Aside from the fact that the two ships were lost at sea in a wicked hurricane – there are other unfortunate similarities. Two lives were lost in the Bounty tragedy to the 33 lives lost on El Faro, which has now been presumed sunk near Crooked Island in the Bahamas, one of – if not the worst area to be hit by Hurricane Joaquin. Both tragedies were avoidable, however unlike the Bounty, which was in truth a movie set or museum of the “Mutiny on the Bounty” movie that should have never been in even the calmest seas, the El Faro had weathered many storms of serious magnitude. The captain of El Faro was a respected and experienced skipper with thousands of miles along this same route between Puerto Rico and the US.
But the El Faro too, was an aging ship that was about to be replaced by one of the first LNG container ships by parent company, TOTE, Inc. The El Faro was to be sent to Alaska for limited service after years of repairs and regular maintenance on the 40 year old, 790 foot vessel. And the fact that it was a ro-ro ship – built to carry vehicles on a lower deck under the cargo deck – adds to the instability of the vessel in the 25 foot seas she was said to have encountered. When she sank, she was carrying 391 containers topside and 294 cars, trucks and trailers below deck. Get out your Chapman’s and look up Free Surface Effect. Basically it explains how the El Faro could have rolled and sank very quickly with an abundance of water on a lower deck. Ugly thought.

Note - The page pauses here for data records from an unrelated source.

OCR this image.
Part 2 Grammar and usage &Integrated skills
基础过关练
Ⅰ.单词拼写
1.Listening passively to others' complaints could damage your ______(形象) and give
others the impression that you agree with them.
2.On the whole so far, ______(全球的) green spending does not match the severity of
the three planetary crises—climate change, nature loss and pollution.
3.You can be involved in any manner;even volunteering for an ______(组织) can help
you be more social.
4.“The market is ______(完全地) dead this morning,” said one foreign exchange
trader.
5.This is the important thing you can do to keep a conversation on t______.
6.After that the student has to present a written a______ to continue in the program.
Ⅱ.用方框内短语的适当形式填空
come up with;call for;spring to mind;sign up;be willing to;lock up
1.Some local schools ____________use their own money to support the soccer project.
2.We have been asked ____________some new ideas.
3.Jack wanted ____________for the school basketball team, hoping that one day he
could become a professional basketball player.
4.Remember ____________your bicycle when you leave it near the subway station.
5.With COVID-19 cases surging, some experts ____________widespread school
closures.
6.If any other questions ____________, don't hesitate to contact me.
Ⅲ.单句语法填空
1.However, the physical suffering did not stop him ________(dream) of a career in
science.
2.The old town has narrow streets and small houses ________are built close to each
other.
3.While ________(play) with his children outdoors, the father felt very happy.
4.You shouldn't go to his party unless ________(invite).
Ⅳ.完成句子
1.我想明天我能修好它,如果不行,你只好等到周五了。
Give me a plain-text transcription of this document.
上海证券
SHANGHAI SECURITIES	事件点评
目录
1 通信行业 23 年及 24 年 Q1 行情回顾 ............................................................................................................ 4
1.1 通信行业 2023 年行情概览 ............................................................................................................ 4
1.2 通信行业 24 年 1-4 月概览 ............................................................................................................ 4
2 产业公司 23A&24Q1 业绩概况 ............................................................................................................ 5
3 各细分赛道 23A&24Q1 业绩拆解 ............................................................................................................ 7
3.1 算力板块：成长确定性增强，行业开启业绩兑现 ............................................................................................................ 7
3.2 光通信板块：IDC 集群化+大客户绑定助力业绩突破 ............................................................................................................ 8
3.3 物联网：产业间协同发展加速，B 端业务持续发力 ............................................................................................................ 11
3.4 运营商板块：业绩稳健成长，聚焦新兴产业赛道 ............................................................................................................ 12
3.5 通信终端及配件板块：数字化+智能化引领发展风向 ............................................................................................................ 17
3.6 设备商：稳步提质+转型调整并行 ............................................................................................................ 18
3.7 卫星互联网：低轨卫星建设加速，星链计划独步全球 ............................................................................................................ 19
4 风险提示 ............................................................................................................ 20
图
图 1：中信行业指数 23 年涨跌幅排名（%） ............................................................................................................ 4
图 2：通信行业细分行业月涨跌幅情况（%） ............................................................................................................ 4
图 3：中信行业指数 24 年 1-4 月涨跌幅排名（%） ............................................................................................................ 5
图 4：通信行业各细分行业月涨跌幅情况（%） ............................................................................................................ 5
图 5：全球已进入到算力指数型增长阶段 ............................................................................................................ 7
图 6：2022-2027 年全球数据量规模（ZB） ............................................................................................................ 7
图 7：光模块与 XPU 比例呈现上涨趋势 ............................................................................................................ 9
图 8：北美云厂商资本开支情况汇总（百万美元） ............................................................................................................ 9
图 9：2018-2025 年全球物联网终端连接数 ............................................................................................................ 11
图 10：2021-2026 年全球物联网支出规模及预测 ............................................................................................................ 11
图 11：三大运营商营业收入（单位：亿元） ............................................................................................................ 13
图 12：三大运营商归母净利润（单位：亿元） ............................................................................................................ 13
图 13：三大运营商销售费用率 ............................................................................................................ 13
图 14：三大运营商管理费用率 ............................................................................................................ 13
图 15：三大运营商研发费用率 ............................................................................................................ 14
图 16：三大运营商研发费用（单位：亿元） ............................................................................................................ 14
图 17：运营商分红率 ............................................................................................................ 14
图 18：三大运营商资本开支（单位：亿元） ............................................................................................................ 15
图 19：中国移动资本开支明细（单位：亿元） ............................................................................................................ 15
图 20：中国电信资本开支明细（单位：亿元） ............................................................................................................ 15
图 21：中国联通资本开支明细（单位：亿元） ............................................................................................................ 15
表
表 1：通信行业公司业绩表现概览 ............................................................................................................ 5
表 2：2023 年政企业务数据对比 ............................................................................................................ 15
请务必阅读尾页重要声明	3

The plan to take any ship out into deteriorating weather to either outrun a hurricane (as was the thought behind the Bounty’s departure) or to “sail around” the storm – is ill conceived. Joaquin whipped itself up quickly from a tropical depression to a category 4 hurricane almost overnight. But it was not invisible to weather routers and to the El Faro Captain who had been closely monitoring the storm and felt confident he could get out in advance of any trouble. Choosing a route close to the Florida coast could have saved the day for a number of reasons.
So in the face of an intensifying storm bearing down on the ship, the worst happened – the El Faro lost power. To make matters worse, the ship was foundering without an engine and steering, and right in the path of Joaquin. And Joaquin was intensifying and moving very very slowly. Towards the El Faro.
It’s futile to overthink why they went. As the USCG continues to comb the area looking for survivors, is it possibly time to impose strict weather restrictions on those who decide it is safe to take a ship full of lives into the eye of a storm. No one can predict when an engine or system will fail – and in typical weather or even a “storm,” it could get hairy. But with a tropical depression on the horizon – it is no time to take chances and get out in front of an unpredictable weather system.
When a captain leaves port and is responsible for the ship and all the cargo and lives aboard it, it is a big call to make in the face of international commerce, big business and a massive weather event. But sometimes bad choices are made by one at the expense of many more. And if the pressure of deciding if there was time, ample distance or a chance of getting around Joaquin was too much for the Captain, it could be helpful to all to know that above X knots (50? 75?) that the USCG “shuts down the waterways” or at least forbids departures. Sending USCG out to rescue, search and investigate these tragedies is also needlessly dangerous to those without a choice. If the USCG could take more of a role in mandating the inappropriate weather in which to navigate, we might have 35 more people around to support this idea. Lest we allow confident mariners the opportunity to stage a few more mutinies at sea. Condolences to all families of those lost on the El Faro.